If you still associate Carly Rae Jepsen with Call Me Maybe, I'm thrilled to tell you that you've got a pop music goldmine to unearth. In 2015, Jepsen released her third album, Emotion; it was a commercial failure, but a critical and cultural juggernaut. I firmly believe it's one of the greatest pop records of our time; a timeless package of lightning-in-a-bottle joy.
Dedicated is the result of Jepsen's years of work on a follow-up, and the wait was worth it. Dedicated isn't quite the home-run that Emotion was (I don't think anything ever could be) but it's still one hell of a swing; a brightly painted, disco-driven pop record packed with emotional highs.
Jepsen has an uncanny ability to make vague platitudes sound like heart-on-sleeve confessions (on All That, one of the best tracks from Emotion, she tells a lover: "I will be there/I will be your friend" – and it sounds as though she's promised the world). That sense of unspecific-but-transcendent bravado is present on Dedicated: Now That I Found You, an addictive disco bop, has Jepsen celebrating a new love: "There's nothing like this feeling now that I've found you". What "this feeling" exactly is doesn't matter on a song that slaps this hard. The pounding beat says it all.

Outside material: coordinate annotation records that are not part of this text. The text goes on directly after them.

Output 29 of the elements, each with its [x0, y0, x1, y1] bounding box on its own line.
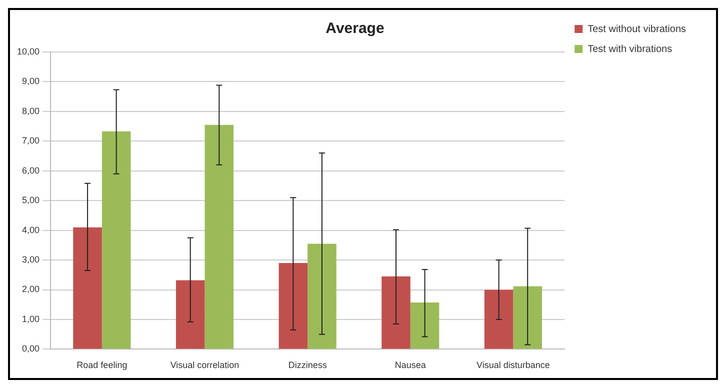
legend-label: Test with vibrations — [588, 44, 672, 55]
y-tick-label: 6,00 — [22, 165, 40, 176]
y-tick-label: 7,00 — [22, 136, 40, 146]
bar — [410, 302, 440, 349]
y-tick-label: 5,00 — [22, 195, 40, 206]
bar — [102, 131, 131, 349]
bar — [382, 276, 410, 349]
bar — [308, 244, 336, 349]
bar — [204, 124, 234, 349]
y-tick-label: 3,00 — [22, 254, 40, 265]
x-tick-label: Road feeling — [76, 360, 128, 370]
x-tick-label: Dizziness — [288, 360, 328, 370]
legend-label: Test without vibrations — [588, 24, 686, 35]
y-tick-label: 8,00 — [22, 106, 40, 116]
y-tick-label: 4,00 — [22, 224, 40, 235]
bar — [484, 290, 514, 349]
y-tick-label: 10,00 — [16, 46, 40, 56]
bar — [73, 227, 102, 349]
y-tick-label: 2,00 — [22, 284, 40, 294]
x-tick-label: Visual disturbance — [476, 360, 550, 370]
bar — [513, 286, 542, 349]
x-tick-label: Visual correlation — [170, 360, 240, 370]
x-tick-label: Nausea — [394, 360, 426, 370]
y-tick-label: 9,00 — [22, 76, 40, 86]
y-tick-label: 0,00 — [22, 344, 40, 354]
bar — [176, 280, 205, 349]
chart-title: Average — [326, 20, 384, 38]
bar — [278, 263, 308, 349]
y-tick-label: 1,00 — [22, 314, 40, 324]
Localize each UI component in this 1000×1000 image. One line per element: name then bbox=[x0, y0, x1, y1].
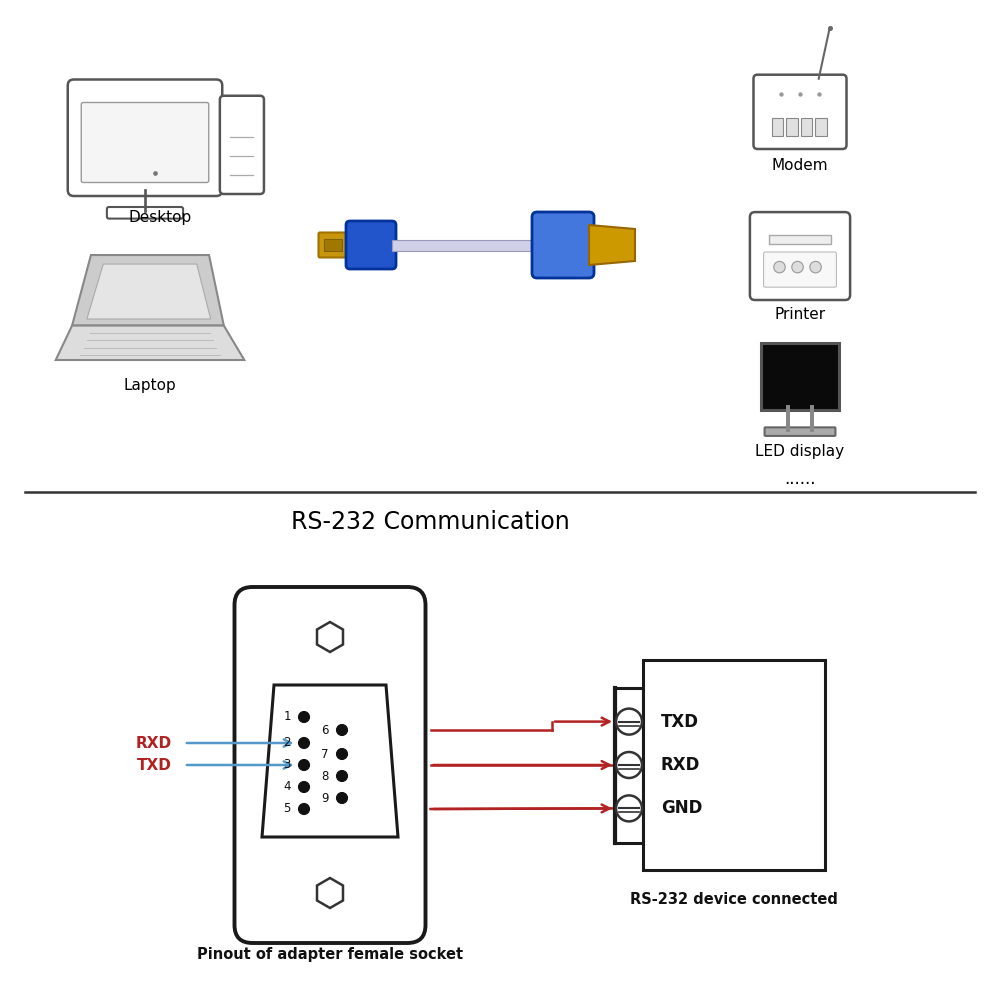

Dedicated is stacked with bangers: Want You In My Room is a pleasantly weird Jack Antonoff collaboration, while Everything He Needs is a surprisingly pretty arrangement, with Jepsen's repetition in the chorus building to a dreamy, melodic bridge. Bang in the middle of the record is its best track, Too Much, one of the few moments where Jepsen keeps her arrangements minimal. It's a pop song for anyone who apologises too much – but Jepsen subverts the cliche and channels that energy into a calm feeling of self-actualisation.